Herausragendes Potenzial Marokkos, Erfolge in der regionalen Führung
Marokko leidet unter der globalen Rezession, die durch COVID-19 und die innenpolitischen Auswirkungen der Pandemie ausgelöst wurde, aber die beiden französischen Forscher argumentieren, dass sich das Land „durch eine energische Reaktion in den Bereichen Gesundheit und Wirtschaft ausgezeichnet hat“.
Der COVID-19-Sonderfonds des Landes, die Verteilung der Stipendien, die Mobilisierung der Industrie und die proaktiven Notstandsmaßnahmen brachten dem Land internationales Lob ein. Über seine Grenzen hinaus engagierte sich Rabat in einer „wirksamen ‚Maskendiplomatie'“, so die Forscher, und hob Marokkos COVID-19-Hilfe für mehr als ein Dutzend afrikanischer Länder hervor.
Marokko erweist sich somit als ein führendes Land im Maghreb, das die geopolitischen Interessen Frankreichs teilt und an der regionalen Stabilität beteiligt ist.
Das Land hat die Bemühungen um eine Krisenlösung in Libyen kontinuierlich unterstützt, und libysche Beamte erkannten kürzlich das Skhirat-Abkommen als solide Grundlage für Fortschritte im Friedensprozess an.
Doch die Bedrohungen für Frankreich und Europa enden nicht mit Libyen, Mongrenier und Tisseron hielten an. Südlich des Maghreb hat die Volatilität in der Sahelzone „Folgen im Mittelmeerraum und an den europäischen Grenzen, insbesondere im Hinblick auf die Migration“.
Die beiden Forscher wiesen auf die Spannungen hin, die sich nach dem Putsch in Mali zwischen der Militärjunta, der Protestbewegung M5-RFP und der Wirtschaftsgemeinschaft westafrikanischer Staaten zusammenbrauen.
Die Reibung „verstärkt die Schwierigkeiten des Krieges gegen dschihadistische Gruppen in der Region“, betonten sie. Das französische Militär und die Diplomatie in Westafrika, die bereits mit der laufenden Operation Barkhane gegen lokale Terrorgruppen kämpfen, sind nun „in ihrem Rücken bedroht“.

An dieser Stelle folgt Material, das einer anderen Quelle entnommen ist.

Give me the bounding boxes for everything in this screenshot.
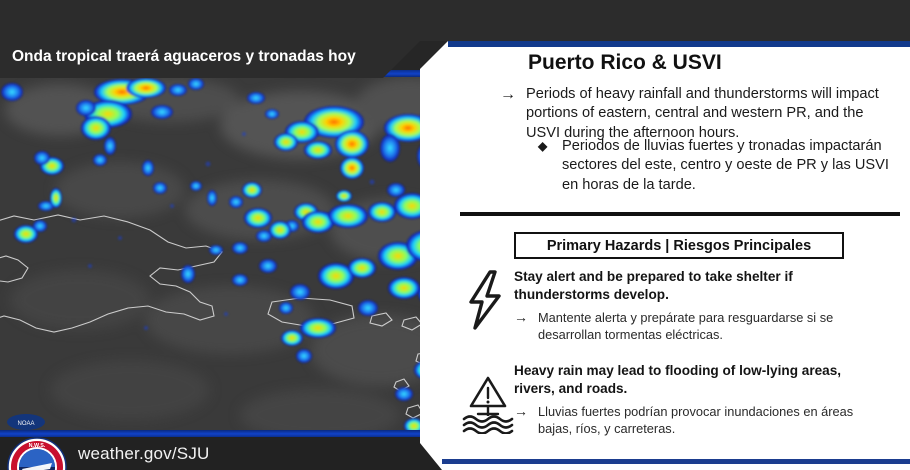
footer-website-url[interactable]: weather.gov/SJU	[78, 444, 210, 464]
hazard-flooding-sub-text: Lluvias fuertes podrían provocar inundac…	[538, 403, 882, 437]
primary-hazards-title-box: Primary Hazards | Riesgos Principales	[514, 232, 844, 259]
hazard-thunderstorm-sub-text: Mantente alerta y prepárate para resguar…	[538, 309, 882, 343]
flood-warning-icon	[460, 372, 516, 434]
section-divider	[460, 212, 900, 216]
forecast-bullet-es: ◆ Periodos de lluvias fuertes y tronadas…	[538, 137, 900, 195]
forecast-bullet-en-text: Periods of heavy rainfall and thundersto…	[526, 85, 900, 143]
forecast-bullet-en: → Periods of heavy rainfall and thunders…	[500, 85, 900, 143]
primary-hazards-title: Primary Hazards | Riesgos Principales	[547, 238, 811, 254]
panel-bottom-rule	[442, 459, 910, 464]
nws-seal-logo: N.W.S. NOAA	[6, 436, 68, 470]
arrow-bullet-icon: →	[514, 309, 538, 343]
arrow-bullet-icon: →	[514, 403, 538, 437]
forecast-bullet-es-text: Periodos de lluvias fuertes y tronadas i…	[562, 137, 900, 195]
weather-graphic: NOAA N.W.S. NOAA weather.gov/SJU TROPICA…	[0, 0, 910, 470]
info-panel-content: Puerto Rico & USVI → Periods of heavy ra…	[448, 47, 910, 459]
hazard-flooding-headline: Heavy rain may lead to flooding of low-l…	[514, 362, 884, 398]
hazard-thunderstorm-sub: → Mantente alerta y prepárate para resgu…	[514, 309, 882, 343]
satellite-radar-image: NOAA	[0, 70, 452, 438]
footer-bar	[0, 437, 470, 470]
noaa-badge-small: NOAA	[7, 414, 45, 430]
lightning-bolt-icon	[462, 269, 508, 331]
header-bar	[0, 0, 910, 41]
arrow-bullet-icon: →	[500, 85, 526, 143]
satellite-radar-canvas: NOAA	[0, 70, 452, 438]
hazard-thunderstorm-headline: Stay alert and be prepared to take shelt…	[514, 268, 884, 304]
page-subtitle: Onda tropical traerá aguaceros y tronada…	[12, 48, 356, 66]
hazard-flooding-sub: → Lluvias fuertes podrían provocar inund…	[514, 403, 882, 437]
svg-text:NOAA: NOAA	[17, 421, 34, 427]
svg-text:N.W.S.: N.W.S.	[29, 443, 46, 449]
panel-heading: Puerto Rico & USVI	[528, 51, 722, 75]
diamond-bullet-icon: ◆	[538, 137, 562, 195]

Frankreich fügt politische Spannungen in Guinea, der Elfenbeinküste und Mauretanien hinzu und ist unsicher, ob es sich auf die G5-Sahelzone verlassen kann, um dschihadistische Bedrohungen zu unterdrücken und die Stabilität in der Region zu erhalten.
Stattdessen wendet sich Frankreich an die USA, die EU und Marokko um Unterstützung.
Marokkos anhaltende Rolle bei der Sicherung der regionalen Stabilität
„In der Kontinuität seines diplomatischen Handelns in Westafrika investiert Marokko auch in die Stärkung der Friedensdynamik“, betonten die Forscher.
Marokko führt den Kampf gegen den Dschihadismus an der religiösen Front an, bildet afrikanische Imame aus und fördert einen „Islam der Mitte“. Marokko hat auch beim politischen Übergang in Mali vermittelt, wofür der neue Führer des Landes ausdrücklich seine Anerkennung zum Ausdruck gebracht hat.
In dem Maße, wie Marokko den sozialen und wirtschaftlichen Fortschritt vorantreibt, seinen Sicherheitsapparat stärkt und seine Rolle als mächtiger Partner Europas in den Bereichen Terrorismusbekämpfung und Migration festigt, kann Frankreich nur davon ausgehen, dass es im Zuge der Entwicklungen im Mittelmeerraum von starken Beziehungen zu dem nordafrikanischen Land profitieren wird.